The defendant Rader by his answer set up as separate defenses that the plaintiff was not the real party in interest, and that defend[155]*155ant on September 8, 1915, had surrendered the premises to his landlord, who had then accepted such surrender and taken possession of the premises under an agreement that the money then on deposit with the landlord should be used and applied towards the payment of the rent then due.

Upon the trial defendant sought to prove that plaintiff had transferred the property in question prior to the date when the rent became due, and offered in evidence a certified copy of a deed, dated February 1, 1915, from the plaintiff to Yetta Shapiro and Morris Shapiro, conveying the premises, which deed contained no reservation of the rent reserved under the lease in question.

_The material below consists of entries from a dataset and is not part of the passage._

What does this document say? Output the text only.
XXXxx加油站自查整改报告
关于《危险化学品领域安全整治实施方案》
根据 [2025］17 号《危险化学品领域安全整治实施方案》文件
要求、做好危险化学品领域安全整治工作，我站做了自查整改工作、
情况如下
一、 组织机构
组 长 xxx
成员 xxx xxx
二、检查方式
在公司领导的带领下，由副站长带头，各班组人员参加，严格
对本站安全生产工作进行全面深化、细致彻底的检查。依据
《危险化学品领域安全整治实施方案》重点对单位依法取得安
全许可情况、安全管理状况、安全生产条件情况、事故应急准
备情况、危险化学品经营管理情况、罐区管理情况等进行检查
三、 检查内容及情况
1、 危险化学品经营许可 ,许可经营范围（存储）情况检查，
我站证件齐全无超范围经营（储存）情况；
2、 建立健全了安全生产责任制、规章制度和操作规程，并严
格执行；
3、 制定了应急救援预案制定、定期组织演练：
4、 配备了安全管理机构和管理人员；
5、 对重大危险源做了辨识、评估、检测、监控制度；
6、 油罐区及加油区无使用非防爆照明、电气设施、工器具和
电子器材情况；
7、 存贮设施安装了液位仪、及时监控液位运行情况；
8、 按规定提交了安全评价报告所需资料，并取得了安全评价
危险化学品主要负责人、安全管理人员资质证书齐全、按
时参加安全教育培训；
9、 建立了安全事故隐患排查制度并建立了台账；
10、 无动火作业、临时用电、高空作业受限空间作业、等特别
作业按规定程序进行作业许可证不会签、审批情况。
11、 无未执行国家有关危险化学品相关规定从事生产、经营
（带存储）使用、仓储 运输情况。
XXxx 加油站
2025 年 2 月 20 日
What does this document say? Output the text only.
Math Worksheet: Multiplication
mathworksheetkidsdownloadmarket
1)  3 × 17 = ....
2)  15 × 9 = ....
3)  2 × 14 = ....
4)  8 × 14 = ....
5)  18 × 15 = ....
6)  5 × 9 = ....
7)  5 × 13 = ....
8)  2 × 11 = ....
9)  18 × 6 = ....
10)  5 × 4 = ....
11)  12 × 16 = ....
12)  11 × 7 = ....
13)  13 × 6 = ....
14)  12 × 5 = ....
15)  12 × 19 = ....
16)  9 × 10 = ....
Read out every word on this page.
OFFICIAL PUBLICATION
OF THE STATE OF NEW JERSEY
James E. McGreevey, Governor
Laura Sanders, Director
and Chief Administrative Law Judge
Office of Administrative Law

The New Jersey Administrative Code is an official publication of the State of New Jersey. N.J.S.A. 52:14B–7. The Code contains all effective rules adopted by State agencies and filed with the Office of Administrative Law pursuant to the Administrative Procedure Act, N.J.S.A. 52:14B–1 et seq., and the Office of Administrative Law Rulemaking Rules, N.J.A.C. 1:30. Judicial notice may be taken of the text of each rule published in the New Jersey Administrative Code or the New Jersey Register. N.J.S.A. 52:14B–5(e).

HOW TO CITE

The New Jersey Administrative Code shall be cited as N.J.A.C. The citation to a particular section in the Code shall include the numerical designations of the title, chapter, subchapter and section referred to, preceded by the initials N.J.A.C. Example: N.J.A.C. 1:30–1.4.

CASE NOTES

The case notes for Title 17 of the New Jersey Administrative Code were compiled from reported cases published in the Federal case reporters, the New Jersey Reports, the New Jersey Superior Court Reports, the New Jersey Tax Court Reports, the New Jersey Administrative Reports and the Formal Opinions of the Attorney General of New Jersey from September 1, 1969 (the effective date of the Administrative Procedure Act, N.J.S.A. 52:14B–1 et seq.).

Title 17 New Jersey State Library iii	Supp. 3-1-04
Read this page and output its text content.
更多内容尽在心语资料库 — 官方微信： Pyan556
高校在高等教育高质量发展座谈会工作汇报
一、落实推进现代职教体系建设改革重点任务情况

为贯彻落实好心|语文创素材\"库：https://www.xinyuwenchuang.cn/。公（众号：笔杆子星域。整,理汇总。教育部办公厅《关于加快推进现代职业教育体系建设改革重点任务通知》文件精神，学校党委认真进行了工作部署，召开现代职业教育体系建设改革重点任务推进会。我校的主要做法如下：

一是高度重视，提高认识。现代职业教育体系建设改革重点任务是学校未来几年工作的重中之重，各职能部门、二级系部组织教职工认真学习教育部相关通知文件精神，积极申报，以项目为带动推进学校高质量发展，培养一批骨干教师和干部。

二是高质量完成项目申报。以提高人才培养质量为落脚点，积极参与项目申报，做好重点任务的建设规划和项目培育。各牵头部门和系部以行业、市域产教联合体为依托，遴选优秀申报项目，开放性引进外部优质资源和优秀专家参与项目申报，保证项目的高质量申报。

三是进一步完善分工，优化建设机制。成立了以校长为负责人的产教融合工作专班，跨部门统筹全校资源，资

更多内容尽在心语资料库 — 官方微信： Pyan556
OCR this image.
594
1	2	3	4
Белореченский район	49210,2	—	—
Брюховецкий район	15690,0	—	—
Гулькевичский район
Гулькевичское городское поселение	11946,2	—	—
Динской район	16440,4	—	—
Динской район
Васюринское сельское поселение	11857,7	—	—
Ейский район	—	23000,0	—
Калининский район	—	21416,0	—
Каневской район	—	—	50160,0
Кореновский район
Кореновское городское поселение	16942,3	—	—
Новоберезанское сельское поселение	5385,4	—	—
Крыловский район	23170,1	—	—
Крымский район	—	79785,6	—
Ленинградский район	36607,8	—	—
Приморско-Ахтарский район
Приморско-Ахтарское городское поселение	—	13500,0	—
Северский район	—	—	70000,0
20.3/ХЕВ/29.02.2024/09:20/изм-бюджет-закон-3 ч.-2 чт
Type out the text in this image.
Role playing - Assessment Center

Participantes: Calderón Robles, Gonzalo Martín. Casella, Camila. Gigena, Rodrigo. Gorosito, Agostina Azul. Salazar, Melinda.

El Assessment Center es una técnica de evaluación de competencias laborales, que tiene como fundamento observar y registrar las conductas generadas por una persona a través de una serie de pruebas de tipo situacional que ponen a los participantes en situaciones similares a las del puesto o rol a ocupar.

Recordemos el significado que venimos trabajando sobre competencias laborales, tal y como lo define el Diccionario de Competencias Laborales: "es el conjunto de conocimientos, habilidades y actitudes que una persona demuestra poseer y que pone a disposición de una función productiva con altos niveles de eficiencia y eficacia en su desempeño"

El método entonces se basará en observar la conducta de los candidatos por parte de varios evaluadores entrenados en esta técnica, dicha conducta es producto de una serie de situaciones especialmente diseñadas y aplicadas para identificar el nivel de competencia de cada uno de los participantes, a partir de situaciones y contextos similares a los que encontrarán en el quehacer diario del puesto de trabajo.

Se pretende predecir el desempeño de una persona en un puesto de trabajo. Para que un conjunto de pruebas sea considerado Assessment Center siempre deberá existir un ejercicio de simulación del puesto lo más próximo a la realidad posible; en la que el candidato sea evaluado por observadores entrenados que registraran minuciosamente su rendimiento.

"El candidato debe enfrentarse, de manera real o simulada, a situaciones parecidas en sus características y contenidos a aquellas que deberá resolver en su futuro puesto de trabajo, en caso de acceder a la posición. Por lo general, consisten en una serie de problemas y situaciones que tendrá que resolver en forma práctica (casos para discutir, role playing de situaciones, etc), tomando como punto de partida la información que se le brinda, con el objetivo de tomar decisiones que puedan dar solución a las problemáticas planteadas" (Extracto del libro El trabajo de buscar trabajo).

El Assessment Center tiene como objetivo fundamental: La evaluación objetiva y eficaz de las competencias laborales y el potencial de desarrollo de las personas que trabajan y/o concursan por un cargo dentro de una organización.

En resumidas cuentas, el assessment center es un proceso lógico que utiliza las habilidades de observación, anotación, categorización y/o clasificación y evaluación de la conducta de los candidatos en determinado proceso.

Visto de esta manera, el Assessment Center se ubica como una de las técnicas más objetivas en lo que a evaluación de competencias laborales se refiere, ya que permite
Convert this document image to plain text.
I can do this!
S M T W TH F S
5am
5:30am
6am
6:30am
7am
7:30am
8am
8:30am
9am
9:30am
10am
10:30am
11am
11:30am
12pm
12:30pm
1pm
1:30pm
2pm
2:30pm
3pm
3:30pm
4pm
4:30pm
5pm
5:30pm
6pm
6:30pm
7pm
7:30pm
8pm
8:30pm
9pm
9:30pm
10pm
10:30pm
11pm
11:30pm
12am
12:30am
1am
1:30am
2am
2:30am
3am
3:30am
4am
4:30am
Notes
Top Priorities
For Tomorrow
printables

[1] This evidence was excluded by the court, over objection and exception, upon the ground that a tenant could not dispute his landlord’s title. This ruling was clearly erroneous. It is too well established to require the citation of authorities that a tenant is not estopped to show that the landlord conveyed his interest in the land, after the creation of the tenancy and before the commencement of the action against the tenant.

[2] It is now sought, however, to sustain the judgment upon the ground that the evidence offered was not admissible because of the insufficiency of defendant’s answer. This objection, even if available to respondent, is now too late. It should have been taken upon the trial, when under the liberal rules applicable to proceedings in the Municipal Court, an amendment could have been allowed, if necessary. The evidence was excluded solely upon the ground above stated, and the respondent cannot now be heard to urge a new ground to sustain the ruling.

Judgment appealed from should be reversed, and a new trial ordered, with $30 costs to appellant to abide the event. All concur.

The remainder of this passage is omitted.